On Disney Princesses, Representation, and Megillat Esther

I like Disney movies. That's not a very big admission to make, it's a taste I share with countless other people, but aside from the obvious reasons for liking Disney Princess movies, I find myself fascinated by a specific subset of Disney movies; the ones depicting cultures and folktales from outside the Anglo-white cultural milieu. Moana, Aladdin, Mulan, Encanto, Pocahontas, and so on; these films fascinate me. Not always because they're good (Encanto is a masterpiece that made me ugly cry, but Pocahontas is a fetishizing pile of apologia, and Aladdin is full of Orientalist caricatures), but because they're all, to some extent, filtered through the white gaze, and created for a primarily white audience.

So I end up asking myself, why am I engaging with these works in particular? It wouldn't take *that* much effort on my part to find, say, one of the Chinese productions of Mulan with English subtitles, or a non-Orientalist translation of 1001 Nights, or a Colombian magical realist film. Why Disney?

And, why do I *want* a Disney Princess movie about Esther?

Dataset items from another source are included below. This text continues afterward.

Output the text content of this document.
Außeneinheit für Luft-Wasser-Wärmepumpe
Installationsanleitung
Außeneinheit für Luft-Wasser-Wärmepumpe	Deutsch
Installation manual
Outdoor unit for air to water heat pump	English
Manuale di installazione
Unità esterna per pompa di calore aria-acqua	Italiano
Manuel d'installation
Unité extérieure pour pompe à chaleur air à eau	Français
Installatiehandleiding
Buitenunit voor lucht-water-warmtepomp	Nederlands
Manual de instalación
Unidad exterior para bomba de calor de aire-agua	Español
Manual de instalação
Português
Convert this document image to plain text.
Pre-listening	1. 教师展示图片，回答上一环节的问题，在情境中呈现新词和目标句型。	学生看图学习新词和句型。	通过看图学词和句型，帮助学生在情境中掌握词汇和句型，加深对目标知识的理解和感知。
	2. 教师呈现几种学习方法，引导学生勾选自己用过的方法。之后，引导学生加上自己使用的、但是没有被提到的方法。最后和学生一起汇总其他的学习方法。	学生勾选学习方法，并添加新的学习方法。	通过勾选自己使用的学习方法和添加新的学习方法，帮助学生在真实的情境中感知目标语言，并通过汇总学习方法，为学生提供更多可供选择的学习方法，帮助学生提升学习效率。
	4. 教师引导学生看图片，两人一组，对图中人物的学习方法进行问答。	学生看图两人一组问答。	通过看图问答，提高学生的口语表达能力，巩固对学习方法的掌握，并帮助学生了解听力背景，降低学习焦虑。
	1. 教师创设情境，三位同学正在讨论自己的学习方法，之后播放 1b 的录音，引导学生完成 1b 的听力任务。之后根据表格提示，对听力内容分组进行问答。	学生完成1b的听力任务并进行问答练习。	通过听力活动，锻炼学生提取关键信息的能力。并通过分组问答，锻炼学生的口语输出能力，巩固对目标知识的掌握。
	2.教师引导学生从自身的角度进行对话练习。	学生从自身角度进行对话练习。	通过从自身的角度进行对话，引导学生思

The cheap answer is that I'm white, and Disney is mainstream. They have a huge amount of money to pour into marketing directed at people like me, and like it or not, works with high production values marketed towards a white audience sell. Disney's highest-grossing animated films, the two Frozen movies and Zootopia, are stories about white people - literally, in Frozen's case, and allegorically in Zootopia's. So, the cheap answer goes, the best shot at representing a given culture or piece of folklore in the mainstream is to send it through Disney's high-budget machine and market it to a white, English-speaking audience, and I watch these movies because they're marketed towards me.

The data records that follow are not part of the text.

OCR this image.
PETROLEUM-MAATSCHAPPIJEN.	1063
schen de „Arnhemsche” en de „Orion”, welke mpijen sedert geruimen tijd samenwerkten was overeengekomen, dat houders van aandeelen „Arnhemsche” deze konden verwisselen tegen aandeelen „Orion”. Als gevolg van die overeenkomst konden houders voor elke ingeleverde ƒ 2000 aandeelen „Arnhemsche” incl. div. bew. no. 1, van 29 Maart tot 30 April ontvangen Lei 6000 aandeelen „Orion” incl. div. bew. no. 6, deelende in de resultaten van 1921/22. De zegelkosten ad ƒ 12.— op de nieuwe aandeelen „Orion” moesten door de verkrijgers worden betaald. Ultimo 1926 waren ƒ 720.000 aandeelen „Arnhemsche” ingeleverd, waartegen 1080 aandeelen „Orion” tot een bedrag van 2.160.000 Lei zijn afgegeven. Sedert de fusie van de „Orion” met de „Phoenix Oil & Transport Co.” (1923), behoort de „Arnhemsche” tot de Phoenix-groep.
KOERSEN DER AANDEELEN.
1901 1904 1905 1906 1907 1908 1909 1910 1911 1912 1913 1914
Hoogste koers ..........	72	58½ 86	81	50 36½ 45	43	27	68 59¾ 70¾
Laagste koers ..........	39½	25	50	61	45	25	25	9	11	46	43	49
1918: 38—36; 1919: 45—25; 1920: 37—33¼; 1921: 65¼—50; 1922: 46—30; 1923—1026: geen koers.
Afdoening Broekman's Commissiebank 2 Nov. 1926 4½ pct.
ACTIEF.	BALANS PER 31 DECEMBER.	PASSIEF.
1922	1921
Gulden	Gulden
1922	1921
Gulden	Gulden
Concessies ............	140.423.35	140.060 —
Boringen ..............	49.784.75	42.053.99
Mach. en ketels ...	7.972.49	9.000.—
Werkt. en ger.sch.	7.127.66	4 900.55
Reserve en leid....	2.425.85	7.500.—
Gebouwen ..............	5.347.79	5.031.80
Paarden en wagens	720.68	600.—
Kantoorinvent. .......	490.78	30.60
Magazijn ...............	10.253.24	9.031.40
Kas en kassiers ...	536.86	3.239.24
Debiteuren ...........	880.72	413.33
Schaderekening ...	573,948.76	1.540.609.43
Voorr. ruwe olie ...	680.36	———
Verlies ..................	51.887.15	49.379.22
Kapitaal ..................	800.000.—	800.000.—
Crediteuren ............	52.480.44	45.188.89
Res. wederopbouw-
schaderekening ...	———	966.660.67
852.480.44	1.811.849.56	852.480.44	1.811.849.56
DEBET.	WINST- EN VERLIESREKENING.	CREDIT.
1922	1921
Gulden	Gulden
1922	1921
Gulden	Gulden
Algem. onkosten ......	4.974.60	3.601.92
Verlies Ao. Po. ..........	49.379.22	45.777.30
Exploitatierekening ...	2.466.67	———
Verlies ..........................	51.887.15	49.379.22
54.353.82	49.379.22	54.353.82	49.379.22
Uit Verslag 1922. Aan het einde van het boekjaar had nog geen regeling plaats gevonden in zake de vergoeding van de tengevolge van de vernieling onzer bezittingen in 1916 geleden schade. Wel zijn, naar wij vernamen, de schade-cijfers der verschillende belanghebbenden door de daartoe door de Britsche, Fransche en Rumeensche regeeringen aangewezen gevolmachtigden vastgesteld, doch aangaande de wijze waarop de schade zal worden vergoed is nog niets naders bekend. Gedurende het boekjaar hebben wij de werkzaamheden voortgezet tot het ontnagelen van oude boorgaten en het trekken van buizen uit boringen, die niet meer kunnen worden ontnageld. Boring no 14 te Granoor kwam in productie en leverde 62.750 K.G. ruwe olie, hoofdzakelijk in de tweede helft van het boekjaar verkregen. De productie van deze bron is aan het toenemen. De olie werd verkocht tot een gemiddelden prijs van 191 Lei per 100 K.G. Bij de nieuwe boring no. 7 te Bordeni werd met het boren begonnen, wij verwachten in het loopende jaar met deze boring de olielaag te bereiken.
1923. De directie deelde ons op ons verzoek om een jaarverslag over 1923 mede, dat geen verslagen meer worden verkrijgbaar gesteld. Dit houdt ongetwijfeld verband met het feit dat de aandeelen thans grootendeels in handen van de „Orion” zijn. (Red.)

But I'm not satisfied with that. It doesn't feel great to think that stories have to pander to the white gaze to become mainstream. And don't get me wrong, I like these movies! But why should these stories have to be palatable to people like me to be mainstream? Why should they have to be filtered through Disney? And why do I want that for *my* culture?

When it comes to Yidden, there's no shortage of us in Hollywood, to the point that "Hollywood elites" is among the many dogwhistles used by antisemites to refer to us. Hell, Bob Iger, the *CEO* of the Walt Disney Company, is Jewish. When it comes to behind-the-scenes, we're not exactly underrepresented. But we don't see Jewish stories coming out of Disney, and I don't know how I feel about it. There's a part of me that feels slighted at our lack of representation in the fiction, and I think that's the part that yearns for Queen Esther to become a Disney Princess. But on the other hand, do I actually *want* to see Megillat Esther filtered through the Disney machine for a white goyish audience?

I guess it's better than Disney churning out film after film with nothing but mayonnaise, but it still just kinda sucks that these films had to be made by Disney and filtered through the white gaze to go mainstream. Robin Williams as the Genie is great, but how much better could Aladdin have been if the same budget had been used by an Arabic animation studio? What kind of film could Pocahontas have been if it was written for a Powhatan audience, rather than for a white one?

What kind of film could Megillat Esther become, if it was made by and for Jews?

I think I'm gonna go watch Mulan 2009.